Today the Oregon Supreme Court issued its opinion affirming the conviction but vacating the sentence of death for David Ray Bartol.[1]  In 2016, David Bartol was convicted of killing an inmate in the Marion County Jail by stabbing him through the eye with a homemade shank and then removing his shoe to use it as a hammer to pound the shank through the victim’s brain.[2]  A jury of twelve people put their lives on hold for two months of arduous testimony, first regarding the heinous act itself and then regarding the defendant and his significant history of violence, before deciding that he should receive the death penalty. 
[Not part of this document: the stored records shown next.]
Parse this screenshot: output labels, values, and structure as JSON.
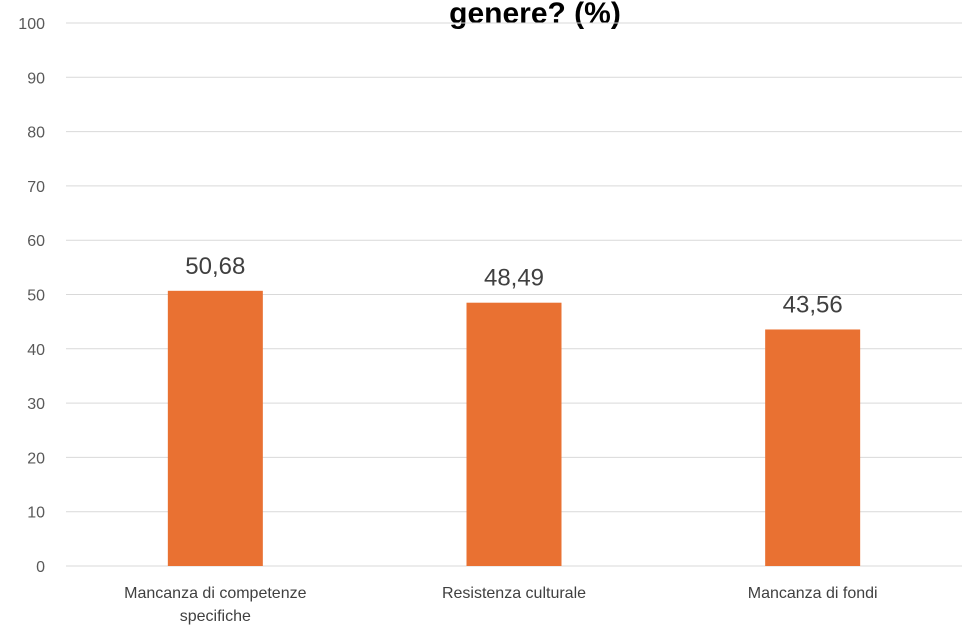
{
  "chart_data": {
    "type": "bar",
    "title": "genere? (%)",
    "categories": [
      [
        "Mancanza di competenze",
        "specifiche"
      ],
      [
        "Resistenza culturale"
      ],
      [
        "Mancanza di fondi"
      ]
    ],
    "values": [
      50.68,
      48.49,
      43.56
    ],
    "data_labels": [
      "50,68",
      "48,49",
      "43,56"
    ],
    "ylim": [
      0,
      100
    ],
    "yticks": [
      0,
      10,
      20,
      30,
      40,
      50,
      60,
      70,
      80,
      90,
      100
    ],
    "grid": true,
    "bar_color": "#e97132",
    "xlabel": "",
    "ylabel": ""
  }
}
The Supreme Court’s decision today is not the result of any error in the trial or the innocence of David Bartol.  Rather, it is the consequence of SB 1013 which redefined the crime of Aggravated Murder and created new crimes of Murder in the First and Second Degree by the 2019 legislature. 

While the proponents of SB 1013 assured the public that the legislation would not be retroactively applied to offenders like Bartol, today’s holding all but promises that anyone in Oregon previously lawfully sentenced to death under the prior definition of Aggravated Murder can now seek resentencing without the death penalty as an option.[3]  David Bartol is likely only the first beneficiary in what will be a chain reaction of new sentences for the most horrific of crimes by the most dangerous of offenders.

The practical result is that SB 1013’s change in the definition of Aggravated Murder and the resulting court ruling today has effectively eliminated the Death Penalty in Oregon and thus ignores the vote of the people who chose to make it the law since 1984.   Specifically, every previous theory of Aggravated Murder that the voters chose to make punishable by death was converted to a newly created crime of Murder in the First Degree.[4]  At the same time it redefined Aggravated Murder to a few unlikely and limited theories, such as domestic terrorism.

Regardless of one’s opinion of the voter passed death penalty, the fact remains that every one of these previously sentenced cases represents a victim, victims’ families and loved ones whose faith in the criminal justice system is shaken today.  Each case represents a family who believed they received justice.  Each of these offenders represents unspeakable tragedy to those victims whose lives were upended first by the loss of their loved one, and now despite enduring a lengthy and painful criminal justice process, will be upended again as new sentencings reopen old wounds. 

To those victims, I apologize.  Not for the efforts of my office to hold offenders like David Bartol accountable, but because our system has failed you. 


 


[1] David Bartol was convicted of Aggravated Murder but will now be sentenced for the crime of Murder in the First Degree and will face a possible punishment of Life with a 30 year minimum or a True Life sentence.

[2] At the time of the killing, David Bartol was awaiting trial for a separate Attempted Aggravated Murder and other related crimes. His victim, Gavin Siscel was mentally ill and was serving a contempt sentence for acting out in court. Mr. Siscel was watching t.v. at the time David Bartol attacked him without warning or provocation.

[3] It is likely that no inmate currently sentenced to Death in Oregon, regardless of how violent or vicious their crimes or how vulnerable their victims, legally qualifies under the new statutory definition of Aggravated Murder.

[4] The previous crime of Murder became Murder in the Second Degree.